Kolmogorov Complexity and Googling

Machine learning makes the New Scientist. From the article:

COMPUTERS can learn the meaning of words simply by plugging into Google. The finding could bring forward the day that true artificial intelligence is developed….
But Paul Vitanyi and Rudi Cilibrasi of the National Institute for Mathematics and Computer Science in Amsterdam, the Netherlands, realised that a Google search can be used to measure how closely two words relate to each other. For instance, imagine a computer needs to understand what a hat is.

You can read the paper at KC Google.

Hat tip: Kolmogorov Mailing List

Any thoughts on the paper?

NIPS: Online Bayes

One nice use for this blog is to consider and discuss papers that that have appeared at recent conferences. I really enjoyed Andrew Ng and Sham Kakade’s paper Online Bounds for Bayesian Algorithms.

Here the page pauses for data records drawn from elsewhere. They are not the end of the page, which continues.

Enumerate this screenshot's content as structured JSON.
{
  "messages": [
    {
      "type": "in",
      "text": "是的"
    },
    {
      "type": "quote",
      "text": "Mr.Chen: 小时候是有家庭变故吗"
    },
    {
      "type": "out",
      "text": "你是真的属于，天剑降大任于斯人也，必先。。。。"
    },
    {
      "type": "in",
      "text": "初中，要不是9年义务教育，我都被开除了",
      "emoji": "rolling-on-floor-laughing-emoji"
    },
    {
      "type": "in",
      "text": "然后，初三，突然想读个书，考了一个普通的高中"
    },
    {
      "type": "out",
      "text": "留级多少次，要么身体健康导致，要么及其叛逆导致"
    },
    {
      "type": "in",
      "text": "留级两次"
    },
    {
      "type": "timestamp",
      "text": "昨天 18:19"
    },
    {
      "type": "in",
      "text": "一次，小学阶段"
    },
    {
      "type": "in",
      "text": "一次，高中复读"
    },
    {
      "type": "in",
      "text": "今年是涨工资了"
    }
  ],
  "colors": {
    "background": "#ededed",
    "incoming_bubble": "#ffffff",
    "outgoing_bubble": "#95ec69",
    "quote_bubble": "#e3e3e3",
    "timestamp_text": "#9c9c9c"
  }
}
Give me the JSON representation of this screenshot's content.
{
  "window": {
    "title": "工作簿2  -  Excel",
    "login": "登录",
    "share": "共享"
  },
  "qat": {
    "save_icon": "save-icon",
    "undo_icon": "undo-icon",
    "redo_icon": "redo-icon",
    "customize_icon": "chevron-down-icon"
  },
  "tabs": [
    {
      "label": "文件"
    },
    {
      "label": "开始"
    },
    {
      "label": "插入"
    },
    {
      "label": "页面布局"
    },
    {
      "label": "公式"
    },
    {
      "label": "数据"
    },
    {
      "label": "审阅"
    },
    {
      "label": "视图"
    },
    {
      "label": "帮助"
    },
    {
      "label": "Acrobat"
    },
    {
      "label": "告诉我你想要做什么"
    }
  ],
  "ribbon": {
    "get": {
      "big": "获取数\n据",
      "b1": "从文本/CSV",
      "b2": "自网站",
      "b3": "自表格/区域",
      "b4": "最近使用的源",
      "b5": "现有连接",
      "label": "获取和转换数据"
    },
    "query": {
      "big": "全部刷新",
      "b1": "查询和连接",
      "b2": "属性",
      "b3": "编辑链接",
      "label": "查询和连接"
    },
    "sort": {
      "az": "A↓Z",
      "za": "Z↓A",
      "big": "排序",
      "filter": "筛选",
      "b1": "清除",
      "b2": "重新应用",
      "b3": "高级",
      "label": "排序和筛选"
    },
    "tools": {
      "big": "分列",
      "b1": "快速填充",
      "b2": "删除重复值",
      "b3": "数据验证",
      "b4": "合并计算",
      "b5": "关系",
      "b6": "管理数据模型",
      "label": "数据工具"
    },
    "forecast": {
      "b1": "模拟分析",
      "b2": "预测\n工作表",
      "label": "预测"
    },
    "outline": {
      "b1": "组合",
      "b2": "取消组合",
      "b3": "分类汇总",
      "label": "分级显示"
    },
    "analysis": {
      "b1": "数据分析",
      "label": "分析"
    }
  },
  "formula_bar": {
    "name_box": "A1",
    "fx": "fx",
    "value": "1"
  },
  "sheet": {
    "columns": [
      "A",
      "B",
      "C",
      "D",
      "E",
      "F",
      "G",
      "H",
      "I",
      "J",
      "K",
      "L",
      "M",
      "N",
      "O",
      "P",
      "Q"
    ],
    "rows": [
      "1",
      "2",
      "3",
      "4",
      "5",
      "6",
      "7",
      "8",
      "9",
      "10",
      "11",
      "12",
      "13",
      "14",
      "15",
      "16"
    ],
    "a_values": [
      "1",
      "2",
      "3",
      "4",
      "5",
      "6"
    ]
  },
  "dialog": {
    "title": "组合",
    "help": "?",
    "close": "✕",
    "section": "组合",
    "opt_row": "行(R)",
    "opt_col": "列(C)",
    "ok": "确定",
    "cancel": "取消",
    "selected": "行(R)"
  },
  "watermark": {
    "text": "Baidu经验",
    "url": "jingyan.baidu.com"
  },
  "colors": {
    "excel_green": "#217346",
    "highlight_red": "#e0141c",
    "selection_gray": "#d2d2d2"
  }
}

From the paper:

The philosophy taken in the Bayesian methodology is often at odds with
that in the online learning community…. the online learning setting
makes rather minimal assumptions on the conditions under which the
data are being presented to the learner —usually, Nature could provide
examples in an adversarial manner. We study the performance of
Bayesian algorithms in a more adversarial setting… We provide
competitive bounds when the cost function is the log loss, and we
compare our performance to the best model in our model class (as in
the experts setting).

It’s a very nice analysis of some of my favorite algorithms that all hinges around a beautiful theorem:

Let Q be any distribution over parameters theta. Then for all sequences S:

L_{Bayes}(S) leq L_Q(S) + KL(Q|P)

where P is our prior and the losses L are: first, log-loss for the Bayes algorithm (run online) and second, expected log-loss with respect to an arbitrary distribution Q.

Any thoughts? Any other papers you thought we have to read?

Watchword: Loss

A loss function is some function which, for any example, takes a prediction and the correct prediction, and determines how much loss is incurred. (People sometimes attempt to optimize functions of more than one example such as “area under the ROC curve” or “harmonic mean of precision and recall”.) Typically we try to find predictors that minimize loss.

There seems to be a strong dichotomy between two views of what “loss” means in learning.

  1. Loss is determined by the problem. Loss is a part of the specification of the learning problem. Examples of problems specified by the loss function include “binary classification”, “multiclass classification”, “importance weighted classification”, “l2 regression”, etc… This is the decision theory view of what loss means, and the view that I prefer.
  2. Loss is determined by the solution. To solve a problem, you optimize some particular loss function not given by the problem. Examples of these loss functions are “hinge loss” (for SVMs), “log loss” (common in Bayesian Learning), and “exponential loss” (one incomplete explanation of boosting). One advantage of this viewpoint is that an appropriate choice of loss function (such as any of the above) results in a (relatively tractable) convex optimization problem.

I don’t fully understand the second viewpoint. It seems (to some extent) like looking where the light is rather than where your keys fell on the ground. Many of these losses-of-convenience also seem to have behavior unlike real world problems. For example in this contest somebody would have been the winner except they happened to predict one example incorrectly with very low probability. Under log loss, their loss became very high. This does not seem to correspond to the intuitive notion of what the loss should be on the problem.

Watchword: Assumption

“Assumption” is another word to be careful with in machine learning because it is used in several ways.

  1. Assumption = Bias There are several ways to see that some form of ‘bias’ (= preferring of one solution over another) is necessary. This is obvious in an adversarial setting. A good bit of work has been expended explaining this in other settings with “no free lunch” theorems. This is a usage specialized to learning which is particularly common when talking about priors for Bayesian Learning.
  2. Assumption = “if” of a theorem The assumptions are the ‘if’ part of the ‘if-then’ in a theorem. This is a fairly common usage.
  3. Assumption = Axiom The assumptions are the things that we assume are true, but which we cannot verify. Examples are “the IID assumption” or “my problem is a DNF on a small number of bits”. This is the usage which I prefer.

One difficulty with any use of the word “assumption” is that you often encounter “if assumption then conclusion so if not assumption then not conclusion“. This is incorrect logic. For example, with variant (1), “the assumption of my prior is not met so the algorithm will not learn”. Or, with variant (3), “the data is not IID, so my learning algorithm designed for IID data will not work”. In each of these cases “will” must be replaced with “may” for correctness.